7.   Un programme de privatisation ambitieux et des mesures favorisant les investissements sont mis en œuvre. Le gouvernement s'engage à faciliter le processus de privatisation et à mettre en œuvre toutes les mesures gouvernementales nécessaires pour que les ventes soient menées à bon terme. À cette fin, le gouvernement mène à bien toutes les mesures requises, comme convenu tous les trimestres entre le Fonds de développement des actifs de la République hellénique (Taiped), les institutions et le gouvernement. La liste des mesures en cours du gouvernement a été approuvée par le conseil d'administration du Taiped. Conformément à la déclaration du sommet de la zone euro du 12 juillet 2015, un nouveau fonds indépendant (ci-après dénommé «Fonds») est établi et a en sa possession des actifs grecs de valeur. L'objectif général du Fonds est de gérer des actifs grecs de valeur, ainsi que de protéger, de créer et, en dernière analyse, de maximiser leur valeur, qu'il réalise par des privatisations et d'autres moyens.

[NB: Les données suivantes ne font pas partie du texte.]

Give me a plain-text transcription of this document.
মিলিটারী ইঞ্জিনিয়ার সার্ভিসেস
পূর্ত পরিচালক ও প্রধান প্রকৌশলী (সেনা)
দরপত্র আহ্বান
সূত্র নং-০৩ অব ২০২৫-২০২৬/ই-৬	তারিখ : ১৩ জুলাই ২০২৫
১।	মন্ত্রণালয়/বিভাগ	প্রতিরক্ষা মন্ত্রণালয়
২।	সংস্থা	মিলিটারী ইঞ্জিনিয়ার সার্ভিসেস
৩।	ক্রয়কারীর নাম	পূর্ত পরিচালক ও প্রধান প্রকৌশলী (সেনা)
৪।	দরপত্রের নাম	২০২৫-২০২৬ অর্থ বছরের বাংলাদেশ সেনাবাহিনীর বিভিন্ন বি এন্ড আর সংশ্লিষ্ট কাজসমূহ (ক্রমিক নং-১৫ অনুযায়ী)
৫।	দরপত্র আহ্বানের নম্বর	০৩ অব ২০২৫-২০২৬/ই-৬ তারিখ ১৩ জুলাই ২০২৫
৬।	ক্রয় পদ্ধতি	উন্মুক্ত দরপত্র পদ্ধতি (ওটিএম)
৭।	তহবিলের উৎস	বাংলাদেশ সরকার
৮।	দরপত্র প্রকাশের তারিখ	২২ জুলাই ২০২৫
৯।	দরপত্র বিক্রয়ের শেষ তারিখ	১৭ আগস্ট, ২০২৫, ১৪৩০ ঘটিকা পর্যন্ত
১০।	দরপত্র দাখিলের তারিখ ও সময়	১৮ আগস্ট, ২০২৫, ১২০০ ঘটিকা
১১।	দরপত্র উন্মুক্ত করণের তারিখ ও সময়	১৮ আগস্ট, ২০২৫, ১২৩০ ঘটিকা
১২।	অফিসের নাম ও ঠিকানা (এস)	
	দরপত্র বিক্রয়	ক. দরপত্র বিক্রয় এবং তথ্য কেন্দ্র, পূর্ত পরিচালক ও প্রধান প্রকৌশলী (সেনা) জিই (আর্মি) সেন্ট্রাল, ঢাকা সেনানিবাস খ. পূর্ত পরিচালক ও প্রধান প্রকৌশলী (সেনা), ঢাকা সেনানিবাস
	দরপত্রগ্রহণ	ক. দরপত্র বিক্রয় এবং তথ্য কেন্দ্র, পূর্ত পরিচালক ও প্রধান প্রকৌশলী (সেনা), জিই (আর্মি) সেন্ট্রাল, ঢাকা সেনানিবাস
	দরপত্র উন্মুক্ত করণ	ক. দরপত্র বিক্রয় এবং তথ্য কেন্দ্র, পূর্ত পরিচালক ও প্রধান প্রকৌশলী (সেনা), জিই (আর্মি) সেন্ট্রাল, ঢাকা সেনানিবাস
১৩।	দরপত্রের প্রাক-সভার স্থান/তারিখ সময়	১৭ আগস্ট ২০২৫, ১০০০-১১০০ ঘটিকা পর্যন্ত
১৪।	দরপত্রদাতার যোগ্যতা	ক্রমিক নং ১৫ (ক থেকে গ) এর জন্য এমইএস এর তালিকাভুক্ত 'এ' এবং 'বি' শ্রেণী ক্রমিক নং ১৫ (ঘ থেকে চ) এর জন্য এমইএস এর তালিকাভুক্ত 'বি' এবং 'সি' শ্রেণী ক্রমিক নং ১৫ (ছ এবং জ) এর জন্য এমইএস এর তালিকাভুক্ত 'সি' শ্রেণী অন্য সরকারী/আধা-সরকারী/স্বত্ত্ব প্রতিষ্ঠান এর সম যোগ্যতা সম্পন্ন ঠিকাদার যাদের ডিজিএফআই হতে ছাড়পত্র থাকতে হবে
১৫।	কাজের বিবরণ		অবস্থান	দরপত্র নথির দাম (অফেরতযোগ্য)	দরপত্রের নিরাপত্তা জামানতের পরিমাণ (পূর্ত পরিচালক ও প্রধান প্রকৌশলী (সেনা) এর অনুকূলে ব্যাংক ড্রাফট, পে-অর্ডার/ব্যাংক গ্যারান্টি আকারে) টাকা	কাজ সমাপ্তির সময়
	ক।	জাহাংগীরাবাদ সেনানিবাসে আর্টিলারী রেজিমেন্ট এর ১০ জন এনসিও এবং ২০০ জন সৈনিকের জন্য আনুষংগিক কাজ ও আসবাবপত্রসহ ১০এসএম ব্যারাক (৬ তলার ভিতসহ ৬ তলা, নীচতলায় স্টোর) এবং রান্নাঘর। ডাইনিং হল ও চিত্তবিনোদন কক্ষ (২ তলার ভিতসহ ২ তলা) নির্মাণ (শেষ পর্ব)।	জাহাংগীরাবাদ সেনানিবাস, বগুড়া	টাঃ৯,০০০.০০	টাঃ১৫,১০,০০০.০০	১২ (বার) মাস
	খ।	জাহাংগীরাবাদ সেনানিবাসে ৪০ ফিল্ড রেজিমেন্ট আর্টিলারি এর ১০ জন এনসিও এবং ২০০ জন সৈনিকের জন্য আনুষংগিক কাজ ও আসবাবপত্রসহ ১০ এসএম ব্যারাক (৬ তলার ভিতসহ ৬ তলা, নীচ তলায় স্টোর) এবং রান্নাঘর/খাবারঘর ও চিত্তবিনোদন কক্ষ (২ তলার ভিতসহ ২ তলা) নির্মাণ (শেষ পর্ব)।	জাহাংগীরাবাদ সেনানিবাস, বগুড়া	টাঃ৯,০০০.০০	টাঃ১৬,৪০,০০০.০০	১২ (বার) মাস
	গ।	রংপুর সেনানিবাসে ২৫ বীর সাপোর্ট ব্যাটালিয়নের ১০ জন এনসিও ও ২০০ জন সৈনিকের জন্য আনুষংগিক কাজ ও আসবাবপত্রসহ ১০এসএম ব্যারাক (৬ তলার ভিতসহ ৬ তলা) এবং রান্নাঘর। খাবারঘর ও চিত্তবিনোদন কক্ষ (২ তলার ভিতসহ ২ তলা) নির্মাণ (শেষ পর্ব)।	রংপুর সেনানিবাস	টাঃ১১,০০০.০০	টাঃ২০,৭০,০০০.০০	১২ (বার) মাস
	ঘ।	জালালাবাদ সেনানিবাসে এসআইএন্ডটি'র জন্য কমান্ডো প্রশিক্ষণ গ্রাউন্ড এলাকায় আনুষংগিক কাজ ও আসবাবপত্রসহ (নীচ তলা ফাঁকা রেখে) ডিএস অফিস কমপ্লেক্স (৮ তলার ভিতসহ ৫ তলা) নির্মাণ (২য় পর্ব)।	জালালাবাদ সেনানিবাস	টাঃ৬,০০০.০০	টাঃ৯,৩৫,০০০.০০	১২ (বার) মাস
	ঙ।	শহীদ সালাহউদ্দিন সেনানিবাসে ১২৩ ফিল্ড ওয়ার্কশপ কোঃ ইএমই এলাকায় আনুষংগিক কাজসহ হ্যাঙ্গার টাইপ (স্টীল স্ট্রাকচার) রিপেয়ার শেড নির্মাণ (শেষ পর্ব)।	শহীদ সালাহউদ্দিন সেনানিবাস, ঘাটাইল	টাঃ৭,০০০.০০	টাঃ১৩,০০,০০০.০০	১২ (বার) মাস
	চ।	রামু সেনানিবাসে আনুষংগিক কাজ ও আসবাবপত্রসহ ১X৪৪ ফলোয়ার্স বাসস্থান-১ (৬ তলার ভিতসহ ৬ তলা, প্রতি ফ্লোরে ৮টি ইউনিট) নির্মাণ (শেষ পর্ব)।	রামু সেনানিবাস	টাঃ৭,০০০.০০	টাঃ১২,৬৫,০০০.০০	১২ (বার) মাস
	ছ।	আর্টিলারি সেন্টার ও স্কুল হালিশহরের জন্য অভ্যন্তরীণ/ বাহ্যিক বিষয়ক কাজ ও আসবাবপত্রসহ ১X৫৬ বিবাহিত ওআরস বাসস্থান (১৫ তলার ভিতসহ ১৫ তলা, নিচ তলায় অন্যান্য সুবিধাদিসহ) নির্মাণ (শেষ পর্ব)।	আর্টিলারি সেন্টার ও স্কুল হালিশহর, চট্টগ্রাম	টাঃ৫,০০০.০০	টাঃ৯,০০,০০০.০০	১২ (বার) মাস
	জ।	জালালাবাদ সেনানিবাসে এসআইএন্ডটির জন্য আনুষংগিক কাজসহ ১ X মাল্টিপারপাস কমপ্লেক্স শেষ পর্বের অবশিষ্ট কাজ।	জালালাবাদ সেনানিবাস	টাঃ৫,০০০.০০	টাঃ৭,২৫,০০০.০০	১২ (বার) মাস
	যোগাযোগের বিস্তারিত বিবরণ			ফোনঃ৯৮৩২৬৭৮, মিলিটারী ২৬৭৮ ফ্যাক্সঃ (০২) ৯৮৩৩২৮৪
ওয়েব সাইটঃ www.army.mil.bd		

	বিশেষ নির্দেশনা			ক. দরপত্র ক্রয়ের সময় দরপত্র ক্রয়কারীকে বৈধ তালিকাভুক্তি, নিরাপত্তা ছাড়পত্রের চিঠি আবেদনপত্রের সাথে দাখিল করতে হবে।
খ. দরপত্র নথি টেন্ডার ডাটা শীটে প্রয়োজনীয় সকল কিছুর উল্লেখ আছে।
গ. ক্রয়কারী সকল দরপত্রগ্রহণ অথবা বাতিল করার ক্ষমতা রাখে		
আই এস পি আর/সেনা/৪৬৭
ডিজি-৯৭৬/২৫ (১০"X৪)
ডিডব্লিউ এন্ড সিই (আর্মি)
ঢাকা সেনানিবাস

8.   Un État et une administration publique modernes sont une priorité essentielle du programme. Une attention particulière est accordée au renforcement de l'efficacité du secteur public en ce qui concerne sa capacité à fournir des biens et des services publics essentiels. Des mesures sont prises pour accroître l'efficacité du système judiciaire et renforcer la lutte contre la corruption. Des réformes renforcent l'indépendance institutionnelle et opérationnelle d'institutions clés telles que l'administration fiscale et l'institut national de statistique (Elstat).

Article 3

La République hellénique est destinataire de la présente décision.

Fait à Bruxelles, le 15 février 2016.

Par le Conseil

Le président

M.H.P. VAN DAM


(1)  Le présent acte a été adopté, dans un premier temps, en anglais uniquement et publié au JO L 219 du 20.8.2015, p. 12.

(2)   JO L 140 du 27.5.2013, p. 1.

(3)  Voir page 22 du présent Journal officiel.